Sound To Olympics Trail
Goats at Sakai Park – Photos courtesy of the Bainbridge Island Parks Foundation

They came, they ate, and they left.

About 120 goats of all shapes, sizes and breeds munched their way through a smorgasbord of shrubs, overgrown blackberry bushes, prickly plants, tree saplings, weeds, ivy and other wild growth as part of a clean-up project for the next phase of the Sound to Olympics Trail.

You might have seen those warm and fuzzy looking creatures enjoying our local greenery over the past week or so on a one-acre plot adjacent to the Chevron Station and Jake’s Pick Up on the corner of High School Road and Highway 305.

They were a sight to behold, whether you were an animal lover, a curious onlooker in a car, or passerby on foot.

The great goat invasion was orchestrated and paid for by the Bainbridge Island Parks Foundation. The goats represent a more environmentally friendly way to prepare the lot for construction of the new Sound To Olympics Trail (STO) extension, and the nearby Sakai Pond Connector. With the clearing work now basically completed, a City of Bainbridge Island contractor eventually will move in and build the trail.

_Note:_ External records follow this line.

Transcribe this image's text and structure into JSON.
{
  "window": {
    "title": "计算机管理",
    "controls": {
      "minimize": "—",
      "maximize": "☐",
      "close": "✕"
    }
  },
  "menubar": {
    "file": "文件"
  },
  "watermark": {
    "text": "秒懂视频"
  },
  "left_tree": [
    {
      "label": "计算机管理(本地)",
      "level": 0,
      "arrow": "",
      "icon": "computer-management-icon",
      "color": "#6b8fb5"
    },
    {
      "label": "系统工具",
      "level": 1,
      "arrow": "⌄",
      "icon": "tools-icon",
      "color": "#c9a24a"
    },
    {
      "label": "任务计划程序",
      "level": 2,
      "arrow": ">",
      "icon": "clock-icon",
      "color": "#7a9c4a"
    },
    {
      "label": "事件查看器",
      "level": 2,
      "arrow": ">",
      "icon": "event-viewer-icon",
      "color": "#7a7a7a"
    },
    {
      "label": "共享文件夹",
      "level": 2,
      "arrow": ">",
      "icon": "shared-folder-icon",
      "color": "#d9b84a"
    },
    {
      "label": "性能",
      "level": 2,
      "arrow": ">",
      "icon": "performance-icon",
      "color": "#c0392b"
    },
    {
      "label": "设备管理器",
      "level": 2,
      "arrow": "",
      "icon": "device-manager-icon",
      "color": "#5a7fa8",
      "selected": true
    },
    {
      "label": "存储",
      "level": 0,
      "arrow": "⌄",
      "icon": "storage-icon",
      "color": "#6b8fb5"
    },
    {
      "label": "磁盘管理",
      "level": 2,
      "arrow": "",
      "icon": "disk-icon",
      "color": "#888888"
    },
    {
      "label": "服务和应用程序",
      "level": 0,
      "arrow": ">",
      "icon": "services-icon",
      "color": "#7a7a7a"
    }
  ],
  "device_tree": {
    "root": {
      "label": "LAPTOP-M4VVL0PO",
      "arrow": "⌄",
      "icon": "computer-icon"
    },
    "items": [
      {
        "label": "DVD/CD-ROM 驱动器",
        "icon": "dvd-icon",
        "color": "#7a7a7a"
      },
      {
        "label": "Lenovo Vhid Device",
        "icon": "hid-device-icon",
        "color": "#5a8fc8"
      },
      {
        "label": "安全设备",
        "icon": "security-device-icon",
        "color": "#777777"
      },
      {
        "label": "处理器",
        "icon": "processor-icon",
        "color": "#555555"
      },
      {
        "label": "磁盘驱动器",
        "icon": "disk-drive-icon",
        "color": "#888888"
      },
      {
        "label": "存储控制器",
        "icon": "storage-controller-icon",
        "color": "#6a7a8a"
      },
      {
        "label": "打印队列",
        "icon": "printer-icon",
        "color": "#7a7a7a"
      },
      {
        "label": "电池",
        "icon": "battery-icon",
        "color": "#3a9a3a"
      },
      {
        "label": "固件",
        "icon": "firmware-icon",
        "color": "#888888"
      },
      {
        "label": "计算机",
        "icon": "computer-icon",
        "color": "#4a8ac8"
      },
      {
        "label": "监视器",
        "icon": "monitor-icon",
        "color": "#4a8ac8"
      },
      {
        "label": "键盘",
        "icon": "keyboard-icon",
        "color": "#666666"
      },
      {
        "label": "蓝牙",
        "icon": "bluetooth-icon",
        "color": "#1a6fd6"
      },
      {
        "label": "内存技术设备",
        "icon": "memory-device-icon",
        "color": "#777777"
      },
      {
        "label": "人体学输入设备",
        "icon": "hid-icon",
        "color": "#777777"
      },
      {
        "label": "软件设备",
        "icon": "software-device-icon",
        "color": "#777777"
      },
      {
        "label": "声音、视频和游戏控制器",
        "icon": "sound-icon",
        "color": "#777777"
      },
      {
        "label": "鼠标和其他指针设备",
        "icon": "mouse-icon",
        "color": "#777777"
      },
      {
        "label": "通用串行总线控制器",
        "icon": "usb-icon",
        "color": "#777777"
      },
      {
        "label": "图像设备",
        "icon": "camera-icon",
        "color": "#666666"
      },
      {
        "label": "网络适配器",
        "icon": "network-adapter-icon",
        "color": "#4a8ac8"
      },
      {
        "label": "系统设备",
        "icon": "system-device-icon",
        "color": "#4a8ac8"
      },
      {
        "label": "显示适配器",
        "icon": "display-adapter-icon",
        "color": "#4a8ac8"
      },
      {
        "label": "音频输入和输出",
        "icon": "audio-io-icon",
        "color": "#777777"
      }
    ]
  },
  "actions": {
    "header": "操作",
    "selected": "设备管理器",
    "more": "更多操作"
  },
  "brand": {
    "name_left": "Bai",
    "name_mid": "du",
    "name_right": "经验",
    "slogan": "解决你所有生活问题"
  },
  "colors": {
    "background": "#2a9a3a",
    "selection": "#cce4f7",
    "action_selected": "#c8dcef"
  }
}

The 10-foot-wide, multi-use section will run north from the High School Road/305 intersection to the southeast corner of Sakai Park. There, the path will link up with trails and boardwalks built last year by the Park District’s Summer Trails Crew. That work also was funded by the Parks Foundation.

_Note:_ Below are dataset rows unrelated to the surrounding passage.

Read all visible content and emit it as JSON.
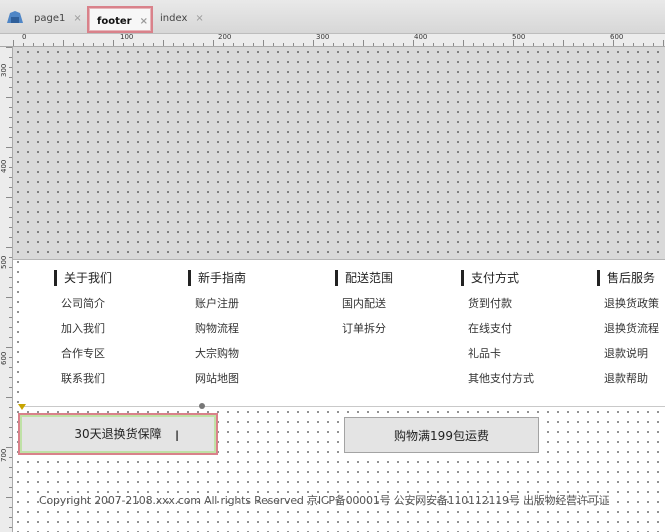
{
  "tabs": [
    {
      "label": "page1",
      "close": "×"
    },
    {
      "label": "footer",
      "close": "×"
    },
    {
      "label": "index",
      "close": "×"
    }
  ],
  "ruler_top": [
    "0",
    "100",
    "200",
    "300",
    "400",
    "500",
    "600"
  ],
  "ruler_left": [
    "300",
    "400",
    "500",
    "600",
    "700"
  ],
  "footer_nav": [
    {
      "title": "关于我们",
      "items": [
        "公司简介",
        "加入我们",
        "合作专区",
        "联系我们"
      ]
    },
    {
      "title": "新手指南",
      "items": [
        "账户注册",
        "购物流程",
        "大宗购物",
        "网站地图"
      ]
    },
    {
      "title": "配送范围",
      "items": [
        "国内配送",
        "订单拆分"
      ]
    },
    {
      "title": "支付方式",
      "items": [
        "货到付款",
        "在线支付",
        "礼品卡",
        "其他支付方式"
      ]
    },
    {
      "title": "售后服务",
      "items": [
        "退换货政策",
        "退换货流程",
        "退款说明",
        "退款帮助"
      ]
    }
  ],
  "buttons": {
    "return": "30天退换货保障",
    "shipping": "购物满199包运费"
  },
  "copyright": "Copyright 2007-2108.xxx.com All rights Reserved 京ICP备00001号  公安网安备110112119号  出版物经营许可证"
}
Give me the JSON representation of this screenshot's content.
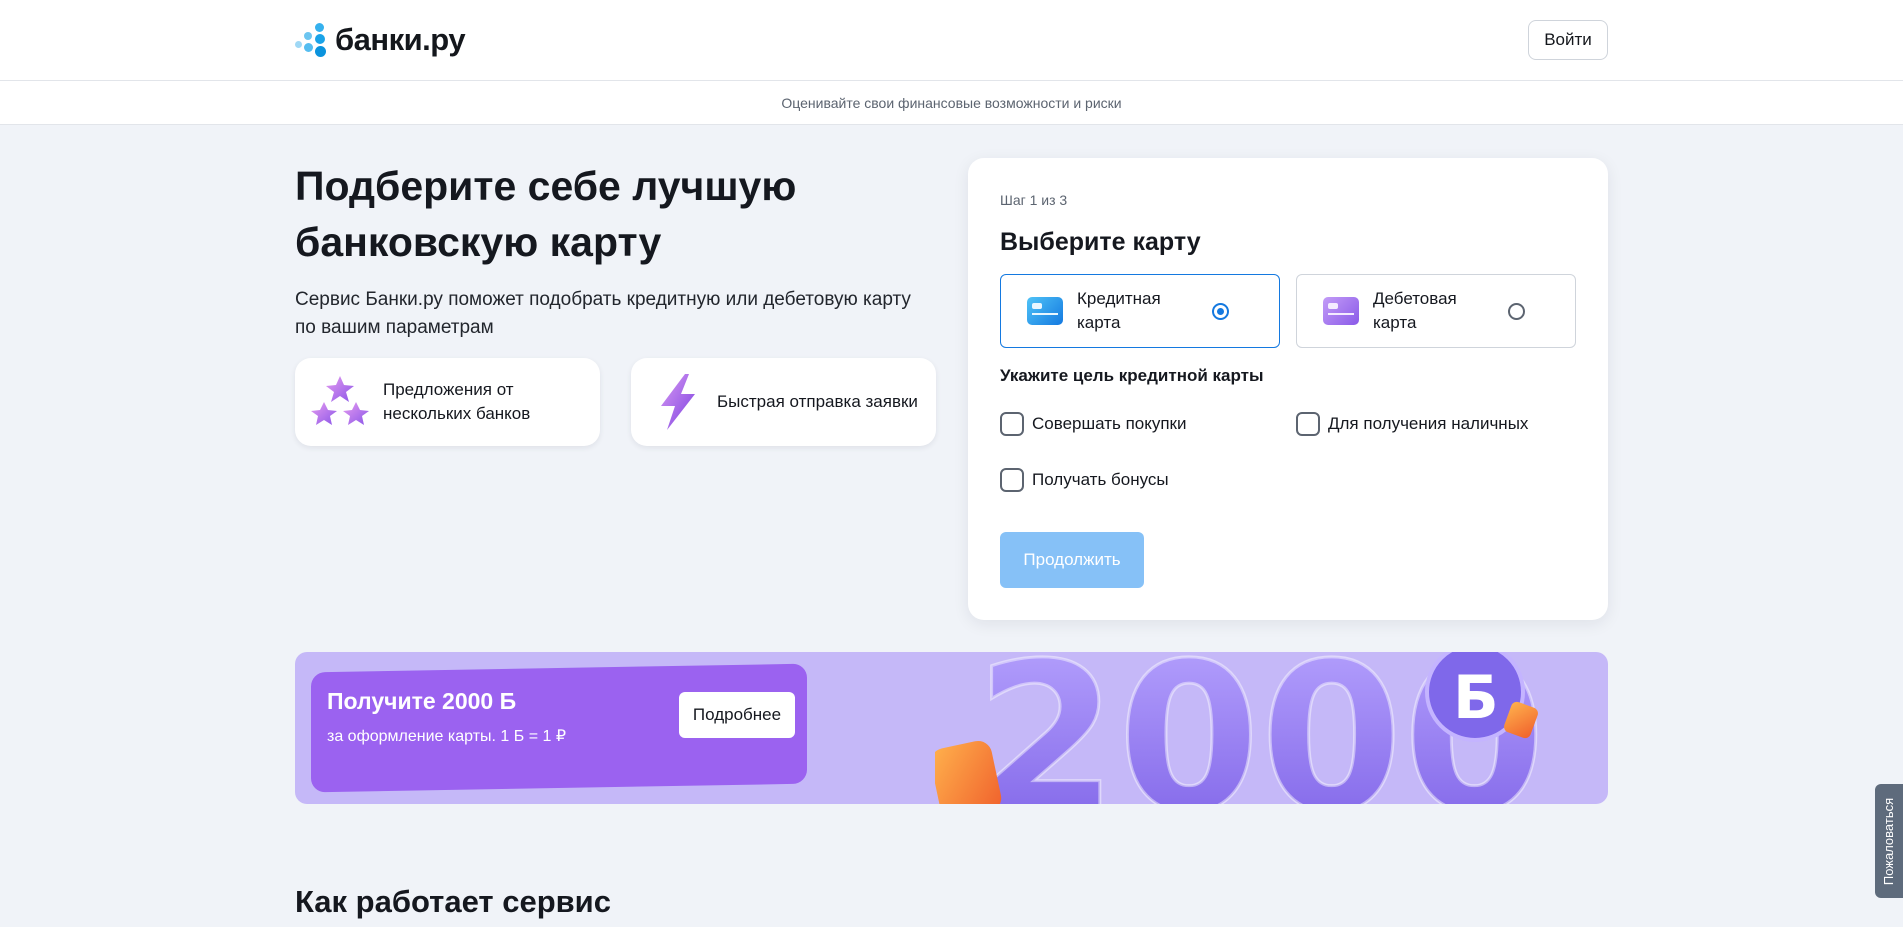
{
  "header": {
    "logo_text": "банки.ру",
    "login_label": "Войти"
  },
  "subbar": {
    "text": "Оценивайте свои финансовые возможности и риски"
  },
  "hero": {
    "title": "Подберите себе лучшую банковскую карту",
    "description": "Сервис Банки.ру поможет подобрать кредитную или дебетовую карту по вашим параметрам",
    "features": [
      {
        "text": "Предложения от нескольких банков",
        "icon": "stars-icon"
      },
      {
        "text": "Быстрая отправка заявки",
        "icon": "lightning-icon"
      }
    ]
  },
  "form": {
    "step": "Шаг 1 из 3",
    "title": "Выберите карту",
    "options": [
      {
        "label": "Кредитная карта",
        "selected": true,
        "icon": "credit-card-icon"
      },
      {
        "label": "Дебетовая карта",
        "selected": false,
        "icon": "debit-card-icon"
      }
    ],
    "purpose_title": "Укажите цель кредитной карты",
    "purposes": [
      {
        "label": "Совершать покупки",
        "checked": false
      },
      {
        "label": "Для получения наличных",
        "checked": false
      },
      {
        "label": "Получать бонусы",
        "checked": false
      }
    ],
    "continue_label": "Продолжить"
  },
  "promo": {
    "title": "Получите 2000 Б",
    "subtitle": "за оформление карты. 1 Б = 1 ₽",
    "more_label": "Подробнее",
    "graphic_text": "2000",
    "badge_text": "Б"
  },
  "how": {
    "title": "Как работает сервис"
  },
  "complain": {
    "label": "Пожаловаться"
  },
  "colors": {
    "accent": "#1479e0",
    "continue_disabled": "#86c1f7",
    "promo_bg": "#c5b8f8",
    "promo_box": "#9b62f0"
  }
}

Sound to the Olympics Trail
Goats – Sakai Park clean-up – photos courtesy of the Bainbridge Island Parks Foundation

“My guess is that most islanders have never been to Sakai Park and probably don’t even know that there is a Sakai Pond,” said Bainbridge City Councilor Leslie Schneider, a big backer of the STO, in a Parks Foundation press release. “Now that there are trails through the park, this small section of the STO will make an important connection to the park from a very visible corner. And regeneration of the native environment is the vision behind clearing the invasives.”

Friends of the STO Trail advocate Don Willott echoed Schneider’s comments.

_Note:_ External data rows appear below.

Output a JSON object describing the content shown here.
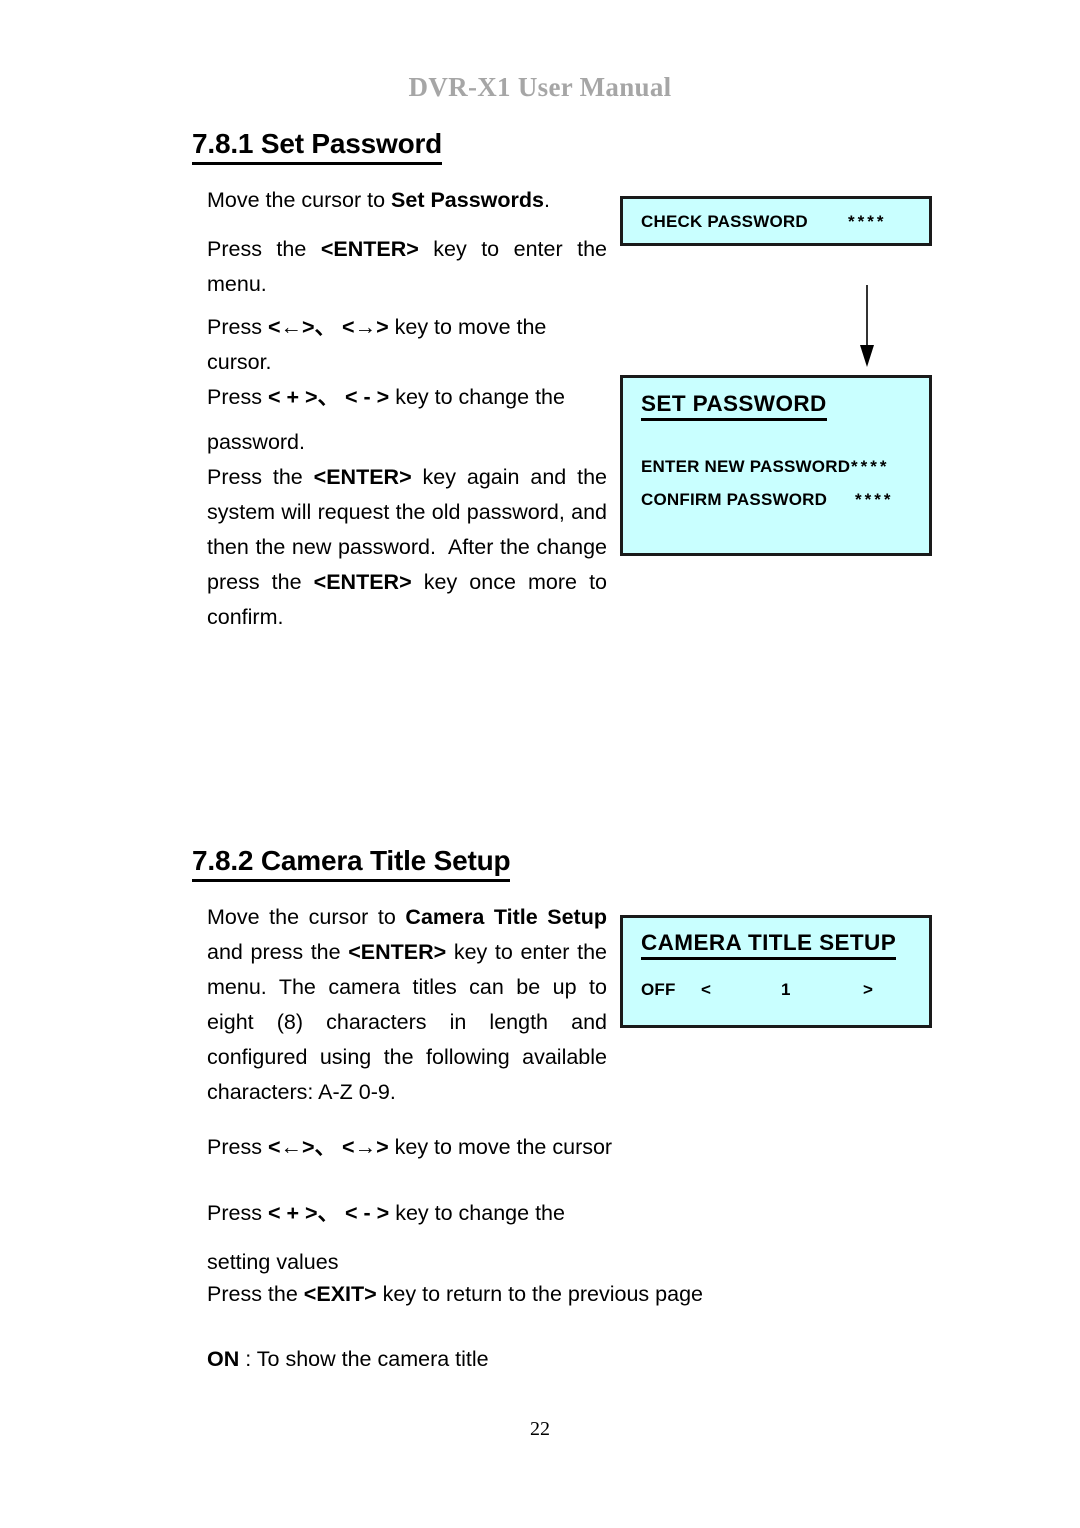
{
  "document": {
    "running_header": "DVR-X1 User Manual",
    "page_number": "22"
  },
  "sections": [
    {
      "id": "7.8.1",
      "heading": "7.8.1 Set Password",
      "paragraphs": {
        "a_prefix": "Move the cursor to ",
        "a_bold": "Set Passwords",
        "a_suffix": ".",
        "b_prefix": "Press the ",
        "b_bold": "<ENTER>",
        "b_suffix": " key to enter the menu.",
        "c_prefix": "Press ",
        "c_bold": "<←>、 <→>",
        "c_suffix": " key to move the cursor.",
        "d_prefix": "Press ",
        "d_bold": "< + >、 < - >",
        "d_suffix": " key to change the",
        "e_line1": "password.",
        "e_prefix": "Press the ",
        "e_bold1": "<ENTER>",
        "e_mid": " key again and the system will request the old password, and then the new password.  After the change press the ",
        "e_bold2": "<ENTER>",
        "e_suffix": " key once more to confirm."
      }
    },
    {
      "id": "7.8.2",
      "heading": "7.8.2 Camera Title Setup",
      "paragraphs": {
        "a_prefix": "Move the cursor to ",
        "a_bold1": "Camera Title Setup",
        "a_mid": " and press the ",
        "a_bold2": "<ENTER>",
        "a_suffix": " key to enter the menu. The camera titles can be up to eight (8) characters in length and configured using the following available characters: A-Z 0-9.",
        "b_prefix": "Press ",
        "b_bold": "<←>、 <→>",
        "b_suffix": " key to move the cursor",
        "c_prefix": "Press ",
        "c_bold": "< + >、 < - >",
        "c_suffix": " key to change the",
        "d_line": "setting values",
        "e_prefix": "Press the ",
        "e_bold": "<EXIT>",
        "e_suffix": " key to return to the previous page",
        "f_bold": "ON",
        "f_suffix": " : To show the camera title"
      }
    }
  ],
  "panels": {
    "check_password": {
      "label": "CHECK PASSWORD",
      "value": "****"
    },
    "set_password": {
      "title": "SET PASSWORD",
      "rows": [
        {
          "label": "ENTER NEW PASSWORD",
          "value": "****"
        },
        {
          "label": "CONFIRM PASSWORD",
          "value": "****"
        }
      ]
    },
    "camera_title_setup": {
      "title": "CAMERA TITLE SETUP",
      "state": "OFF",
      "prev": "<",
      "channel": "1",
      "next": ">"
    }
  },
  "colors": {
    "lcd_background": "#C9FFFF",
    "lcd_border": "#1A1A1A",
    "header_text": "#A6A6A6",
    "body_text": "#000000"
  },
  "icons": {
    "flow_arrow": "down-arrow-icon"
  }
}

“That’s the experience we’ve had with the (nearby) John Nelson Trail,” Willott said. “Even though the trail was there, it looked like you were going onto private property to get to it. As soon as we put in the trail connection from the STO, where you could see it, the Nelson Trail became a place.”

The first leg of the trail – from Winslow Way to High School Road – met with some controversy when it was built three years ago. Since then, the corridor has been extensively replanted with native vegetation.

“It was important that this new section of the STO first demonstrate that we’re working on creating a native habitat corridor,” Willott said, “then we build the trail once we’ve demonstrated good faith in making it a beautiful place that we’d like the whole 305 corridor to be.”

Meanwhile, the friendly herd of goats – with breeds ranging from Alpines to LaManchas – have since packed up and left the island. Over the years, goats have performed similar clearing projects at other island parks.

“They’re happy. They’re doing what goats are designed to do,” said Tammy Dunakin of Vashon Island, whose herd scarfed up the STO weed-scape in less than the original six-day bid. “They’re designed to eat ‘browse’ – not feed or hay, that’s not their main thing. They love to climb, and they love new things because they’re very smart and very inquisitive.”

“This kind of (project) meets all those things that they love,” she added.  And many islanders enjoyed watching them at work!